With the noticeable rise in PC prices, Intel’s recent announcement sheds light on more than just escalating memory costs. Intel has unveiled a strategic decision to redirect foundry resources from client chip production towards fulfilling the growing demand for Xeon processors powering AI servers.

During the company’s Q4 earnings call, CFO David Zinsner acknowledged Intel’s unexpected challenge as data center product demand surged, resulting in a temporary capacity shortfall. Previously, signals from hyperscale clients indicated reduced orders for high-core count chips; however, this projection quickly shifted, leading to increased Xeon demand throughout the latter half of the year.

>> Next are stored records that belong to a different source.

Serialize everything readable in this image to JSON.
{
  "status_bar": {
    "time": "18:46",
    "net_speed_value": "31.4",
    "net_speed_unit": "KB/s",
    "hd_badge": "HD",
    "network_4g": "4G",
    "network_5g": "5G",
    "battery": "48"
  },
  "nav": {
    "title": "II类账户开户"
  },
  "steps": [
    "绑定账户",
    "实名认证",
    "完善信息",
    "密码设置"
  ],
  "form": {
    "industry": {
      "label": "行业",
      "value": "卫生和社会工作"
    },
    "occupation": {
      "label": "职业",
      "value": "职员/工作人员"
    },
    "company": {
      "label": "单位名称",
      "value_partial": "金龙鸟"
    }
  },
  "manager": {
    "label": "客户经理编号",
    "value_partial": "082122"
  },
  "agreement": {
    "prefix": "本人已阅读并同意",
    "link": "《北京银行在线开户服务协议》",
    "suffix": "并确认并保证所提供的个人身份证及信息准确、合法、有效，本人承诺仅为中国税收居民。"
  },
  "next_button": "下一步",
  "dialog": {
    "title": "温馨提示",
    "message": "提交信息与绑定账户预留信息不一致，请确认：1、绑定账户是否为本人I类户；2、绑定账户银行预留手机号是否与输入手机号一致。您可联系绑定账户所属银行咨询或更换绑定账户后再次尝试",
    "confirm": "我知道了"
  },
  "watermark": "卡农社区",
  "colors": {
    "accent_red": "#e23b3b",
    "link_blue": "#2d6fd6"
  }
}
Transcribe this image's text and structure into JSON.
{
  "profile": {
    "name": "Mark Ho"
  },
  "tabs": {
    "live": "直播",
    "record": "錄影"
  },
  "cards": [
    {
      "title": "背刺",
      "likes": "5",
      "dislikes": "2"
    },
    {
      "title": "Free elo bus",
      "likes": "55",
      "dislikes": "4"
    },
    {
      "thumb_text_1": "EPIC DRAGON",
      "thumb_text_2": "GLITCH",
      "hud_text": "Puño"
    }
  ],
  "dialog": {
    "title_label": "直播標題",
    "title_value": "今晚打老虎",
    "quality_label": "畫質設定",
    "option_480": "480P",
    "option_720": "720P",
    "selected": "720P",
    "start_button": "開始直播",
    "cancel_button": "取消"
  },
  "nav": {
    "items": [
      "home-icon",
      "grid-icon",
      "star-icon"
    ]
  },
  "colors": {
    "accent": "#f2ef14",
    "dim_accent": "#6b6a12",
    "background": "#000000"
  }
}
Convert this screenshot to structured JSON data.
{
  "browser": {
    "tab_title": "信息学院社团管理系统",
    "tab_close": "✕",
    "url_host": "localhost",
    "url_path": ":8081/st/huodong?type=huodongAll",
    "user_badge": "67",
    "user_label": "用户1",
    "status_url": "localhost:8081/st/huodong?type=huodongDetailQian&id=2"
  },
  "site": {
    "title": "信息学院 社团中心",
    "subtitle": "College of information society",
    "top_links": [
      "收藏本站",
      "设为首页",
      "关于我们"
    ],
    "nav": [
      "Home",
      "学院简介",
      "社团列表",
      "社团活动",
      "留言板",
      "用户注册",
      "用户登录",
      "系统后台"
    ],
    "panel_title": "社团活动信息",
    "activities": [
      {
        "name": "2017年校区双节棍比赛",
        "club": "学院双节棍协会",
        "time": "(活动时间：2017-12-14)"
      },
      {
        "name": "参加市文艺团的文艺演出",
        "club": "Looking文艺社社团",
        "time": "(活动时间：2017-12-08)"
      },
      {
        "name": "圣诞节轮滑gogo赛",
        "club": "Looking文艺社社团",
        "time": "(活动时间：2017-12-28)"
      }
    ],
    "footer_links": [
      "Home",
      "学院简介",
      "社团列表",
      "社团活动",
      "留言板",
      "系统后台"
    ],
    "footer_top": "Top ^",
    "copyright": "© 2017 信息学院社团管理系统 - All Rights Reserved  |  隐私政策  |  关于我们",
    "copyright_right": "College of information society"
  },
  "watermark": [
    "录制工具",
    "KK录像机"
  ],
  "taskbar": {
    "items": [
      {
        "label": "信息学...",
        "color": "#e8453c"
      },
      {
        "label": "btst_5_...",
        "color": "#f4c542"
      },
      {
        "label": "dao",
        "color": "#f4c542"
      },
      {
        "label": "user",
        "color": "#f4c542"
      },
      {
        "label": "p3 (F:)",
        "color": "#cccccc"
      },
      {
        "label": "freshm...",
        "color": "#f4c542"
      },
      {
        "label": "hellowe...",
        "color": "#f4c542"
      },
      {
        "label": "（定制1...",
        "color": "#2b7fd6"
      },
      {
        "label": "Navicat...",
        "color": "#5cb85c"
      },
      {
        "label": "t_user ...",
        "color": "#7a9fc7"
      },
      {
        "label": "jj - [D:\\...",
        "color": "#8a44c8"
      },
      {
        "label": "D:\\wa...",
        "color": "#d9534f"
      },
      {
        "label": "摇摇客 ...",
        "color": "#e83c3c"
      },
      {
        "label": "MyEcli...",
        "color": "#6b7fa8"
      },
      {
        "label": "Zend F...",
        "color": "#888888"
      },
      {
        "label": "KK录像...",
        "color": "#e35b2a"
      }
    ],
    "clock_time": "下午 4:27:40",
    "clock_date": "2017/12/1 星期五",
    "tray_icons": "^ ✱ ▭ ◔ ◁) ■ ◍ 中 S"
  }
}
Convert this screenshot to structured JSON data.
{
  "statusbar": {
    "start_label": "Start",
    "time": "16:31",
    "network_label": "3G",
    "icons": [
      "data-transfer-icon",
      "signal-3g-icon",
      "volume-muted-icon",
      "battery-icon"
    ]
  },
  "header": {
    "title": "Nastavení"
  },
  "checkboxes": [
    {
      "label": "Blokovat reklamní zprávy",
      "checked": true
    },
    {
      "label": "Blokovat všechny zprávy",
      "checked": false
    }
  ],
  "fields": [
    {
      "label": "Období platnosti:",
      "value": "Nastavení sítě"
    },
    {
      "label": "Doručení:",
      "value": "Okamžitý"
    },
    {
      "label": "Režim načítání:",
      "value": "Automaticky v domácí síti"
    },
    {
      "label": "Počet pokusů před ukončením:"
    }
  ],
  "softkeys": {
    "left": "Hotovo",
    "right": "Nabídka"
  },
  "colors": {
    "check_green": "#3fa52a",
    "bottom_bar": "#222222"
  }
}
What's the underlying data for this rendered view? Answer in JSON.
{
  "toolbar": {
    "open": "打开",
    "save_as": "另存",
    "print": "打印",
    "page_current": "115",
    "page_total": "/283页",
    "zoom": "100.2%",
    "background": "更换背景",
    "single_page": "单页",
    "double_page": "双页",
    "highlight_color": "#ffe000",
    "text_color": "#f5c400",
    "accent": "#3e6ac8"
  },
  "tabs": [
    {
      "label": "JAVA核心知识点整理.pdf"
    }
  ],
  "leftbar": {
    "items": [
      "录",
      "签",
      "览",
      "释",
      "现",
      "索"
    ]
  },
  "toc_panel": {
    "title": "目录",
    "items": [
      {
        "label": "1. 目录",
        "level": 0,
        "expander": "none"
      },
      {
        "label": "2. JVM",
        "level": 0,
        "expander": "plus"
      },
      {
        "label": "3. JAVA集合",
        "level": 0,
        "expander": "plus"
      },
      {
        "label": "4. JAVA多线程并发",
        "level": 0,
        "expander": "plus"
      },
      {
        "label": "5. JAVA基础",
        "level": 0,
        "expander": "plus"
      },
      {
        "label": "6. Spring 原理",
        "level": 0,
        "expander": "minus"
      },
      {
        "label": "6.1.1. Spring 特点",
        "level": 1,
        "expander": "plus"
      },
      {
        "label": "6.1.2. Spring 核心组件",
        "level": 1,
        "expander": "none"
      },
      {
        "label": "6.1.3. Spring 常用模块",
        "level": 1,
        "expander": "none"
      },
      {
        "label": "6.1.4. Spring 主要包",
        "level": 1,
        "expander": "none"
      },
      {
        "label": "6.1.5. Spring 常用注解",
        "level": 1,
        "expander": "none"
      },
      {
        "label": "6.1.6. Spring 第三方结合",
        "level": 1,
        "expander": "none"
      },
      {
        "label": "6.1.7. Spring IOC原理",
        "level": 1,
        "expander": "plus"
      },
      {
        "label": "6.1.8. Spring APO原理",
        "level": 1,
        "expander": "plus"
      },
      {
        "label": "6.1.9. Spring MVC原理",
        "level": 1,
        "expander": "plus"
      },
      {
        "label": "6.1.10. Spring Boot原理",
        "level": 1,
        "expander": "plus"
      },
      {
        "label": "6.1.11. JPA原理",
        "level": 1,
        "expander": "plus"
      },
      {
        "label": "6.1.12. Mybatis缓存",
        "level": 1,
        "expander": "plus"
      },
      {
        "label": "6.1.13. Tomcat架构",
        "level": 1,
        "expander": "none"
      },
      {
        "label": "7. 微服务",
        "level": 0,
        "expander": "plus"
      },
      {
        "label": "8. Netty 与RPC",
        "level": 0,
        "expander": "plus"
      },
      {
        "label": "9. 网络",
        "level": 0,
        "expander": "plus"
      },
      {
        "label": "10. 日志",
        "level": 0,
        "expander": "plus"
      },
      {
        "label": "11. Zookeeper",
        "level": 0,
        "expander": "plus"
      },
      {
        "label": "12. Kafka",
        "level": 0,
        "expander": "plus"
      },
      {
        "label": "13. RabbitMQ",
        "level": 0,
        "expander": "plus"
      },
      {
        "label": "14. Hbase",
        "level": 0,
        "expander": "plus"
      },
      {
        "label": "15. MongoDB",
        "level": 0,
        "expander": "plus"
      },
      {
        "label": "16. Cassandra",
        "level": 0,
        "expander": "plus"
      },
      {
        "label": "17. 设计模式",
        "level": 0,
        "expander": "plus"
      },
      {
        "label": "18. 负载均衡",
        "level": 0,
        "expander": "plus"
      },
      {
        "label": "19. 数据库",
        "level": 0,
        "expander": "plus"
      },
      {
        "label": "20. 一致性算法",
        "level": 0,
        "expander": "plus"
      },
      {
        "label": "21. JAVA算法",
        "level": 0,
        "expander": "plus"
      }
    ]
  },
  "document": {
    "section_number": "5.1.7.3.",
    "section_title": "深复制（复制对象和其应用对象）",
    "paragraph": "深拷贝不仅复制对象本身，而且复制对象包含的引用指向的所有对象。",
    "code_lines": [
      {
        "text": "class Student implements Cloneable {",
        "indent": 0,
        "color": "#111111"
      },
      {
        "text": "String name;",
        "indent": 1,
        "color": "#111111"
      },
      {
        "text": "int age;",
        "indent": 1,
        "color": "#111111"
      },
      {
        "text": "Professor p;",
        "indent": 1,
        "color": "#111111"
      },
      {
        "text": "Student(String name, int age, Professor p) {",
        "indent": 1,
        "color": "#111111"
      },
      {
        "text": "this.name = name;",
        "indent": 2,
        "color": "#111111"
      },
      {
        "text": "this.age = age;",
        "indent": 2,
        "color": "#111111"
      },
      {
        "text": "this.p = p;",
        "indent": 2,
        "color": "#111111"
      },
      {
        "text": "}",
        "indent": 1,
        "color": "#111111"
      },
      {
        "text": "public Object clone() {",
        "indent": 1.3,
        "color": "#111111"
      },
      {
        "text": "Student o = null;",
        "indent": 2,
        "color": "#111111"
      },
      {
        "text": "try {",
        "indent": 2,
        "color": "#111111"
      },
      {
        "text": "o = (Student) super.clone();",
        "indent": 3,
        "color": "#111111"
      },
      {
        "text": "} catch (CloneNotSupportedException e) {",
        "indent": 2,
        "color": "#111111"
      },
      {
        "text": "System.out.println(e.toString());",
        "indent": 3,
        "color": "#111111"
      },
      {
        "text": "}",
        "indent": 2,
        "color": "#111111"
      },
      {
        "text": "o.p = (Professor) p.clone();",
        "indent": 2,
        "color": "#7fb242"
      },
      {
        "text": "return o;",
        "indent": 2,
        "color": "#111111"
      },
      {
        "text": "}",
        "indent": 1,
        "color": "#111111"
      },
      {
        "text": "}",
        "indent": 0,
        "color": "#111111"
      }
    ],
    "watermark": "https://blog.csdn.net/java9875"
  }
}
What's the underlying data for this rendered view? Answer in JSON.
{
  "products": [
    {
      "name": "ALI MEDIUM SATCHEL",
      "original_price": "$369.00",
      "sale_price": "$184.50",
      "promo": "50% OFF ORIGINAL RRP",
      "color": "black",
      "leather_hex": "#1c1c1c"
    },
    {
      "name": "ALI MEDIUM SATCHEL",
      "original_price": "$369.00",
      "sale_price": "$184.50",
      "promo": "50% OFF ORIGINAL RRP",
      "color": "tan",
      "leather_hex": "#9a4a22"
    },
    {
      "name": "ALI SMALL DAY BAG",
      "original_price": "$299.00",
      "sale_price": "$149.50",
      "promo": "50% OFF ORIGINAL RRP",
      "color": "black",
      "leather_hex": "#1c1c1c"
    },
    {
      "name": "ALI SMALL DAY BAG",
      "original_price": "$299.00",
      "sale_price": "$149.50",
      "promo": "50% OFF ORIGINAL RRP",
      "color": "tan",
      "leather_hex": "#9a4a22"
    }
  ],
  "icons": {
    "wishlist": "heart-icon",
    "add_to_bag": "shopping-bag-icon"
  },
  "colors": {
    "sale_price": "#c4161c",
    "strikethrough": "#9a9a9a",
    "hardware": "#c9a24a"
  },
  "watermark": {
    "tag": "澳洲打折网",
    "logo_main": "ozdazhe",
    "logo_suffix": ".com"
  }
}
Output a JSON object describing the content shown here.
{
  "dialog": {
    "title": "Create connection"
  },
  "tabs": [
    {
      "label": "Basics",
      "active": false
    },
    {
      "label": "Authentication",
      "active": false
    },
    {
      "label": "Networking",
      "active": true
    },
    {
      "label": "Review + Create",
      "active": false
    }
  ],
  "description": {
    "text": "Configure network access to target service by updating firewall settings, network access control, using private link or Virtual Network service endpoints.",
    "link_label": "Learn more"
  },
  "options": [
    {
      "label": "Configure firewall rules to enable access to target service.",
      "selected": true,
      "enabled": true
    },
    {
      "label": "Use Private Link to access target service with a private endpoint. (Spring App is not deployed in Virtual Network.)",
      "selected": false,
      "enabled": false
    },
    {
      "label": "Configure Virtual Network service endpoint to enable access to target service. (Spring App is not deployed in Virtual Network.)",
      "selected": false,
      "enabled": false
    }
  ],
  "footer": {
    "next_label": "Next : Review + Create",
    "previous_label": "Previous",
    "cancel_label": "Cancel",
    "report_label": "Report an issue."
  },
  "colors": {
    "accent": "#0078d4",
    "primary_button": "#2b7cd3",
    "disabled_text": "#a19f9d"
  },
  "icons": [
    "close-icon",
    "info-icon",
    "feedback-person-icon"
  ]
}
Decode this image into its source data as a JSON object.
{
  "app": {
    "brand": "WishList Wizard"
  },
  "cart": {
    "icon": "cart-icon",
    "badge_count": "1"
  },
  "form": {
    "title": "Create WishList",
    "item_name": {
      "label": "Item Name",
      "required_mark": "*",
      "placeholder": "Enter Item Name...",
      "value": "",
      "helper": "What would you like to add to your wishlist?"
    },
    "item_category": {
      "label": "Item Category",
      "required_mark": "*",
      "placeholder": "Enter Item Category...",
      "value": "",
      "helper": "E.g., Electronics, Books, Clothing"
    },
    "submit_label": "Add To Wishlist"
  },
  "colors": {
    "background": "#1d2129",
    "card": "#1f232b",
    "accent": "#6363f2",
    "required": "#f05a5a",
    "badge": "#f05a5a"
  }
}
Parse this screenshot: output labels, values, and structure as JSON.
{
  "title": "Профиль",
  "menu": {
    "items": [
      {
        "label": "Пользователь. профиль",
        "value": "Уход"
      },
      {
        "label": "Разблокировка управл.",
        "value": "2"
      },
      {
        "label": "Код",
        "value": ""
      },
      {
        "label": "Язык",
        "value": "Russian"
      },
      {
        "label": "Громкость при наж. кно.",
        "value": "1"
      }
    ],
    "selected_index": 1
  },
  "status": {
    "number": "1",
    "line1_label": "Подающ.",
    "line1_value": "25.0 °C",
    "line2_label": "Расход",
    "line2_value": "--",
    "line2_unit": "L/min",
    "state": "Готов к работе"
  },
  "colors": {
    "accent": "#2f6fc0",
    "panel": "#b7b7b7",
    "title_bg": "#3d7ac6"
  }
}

To address this, Intel is allocating as much capacity as possible to data center products to meet this heightened demand. While the focus remains on Xeons, Intel reassures that it won’t completely sideline its client business. The company is targeting the mid-to-high-end sectors and reallocating excess capacity to data center products, prioritizing profitability.

Intel isn’t alone in this struggle; major memory manufacturers like Micron, SK Hynix, and Samsung are also experiencing capacity constraints due to AI-driven demand. Rising memory prices have hence encouraged Intel to prioritize data center products.

Optimistically, Zinsner anticipates that Intel’s capacity challenges may ease by the next quarter as efforts to enhance wafer throughput through improved yields and new tools across various process nodes are underway.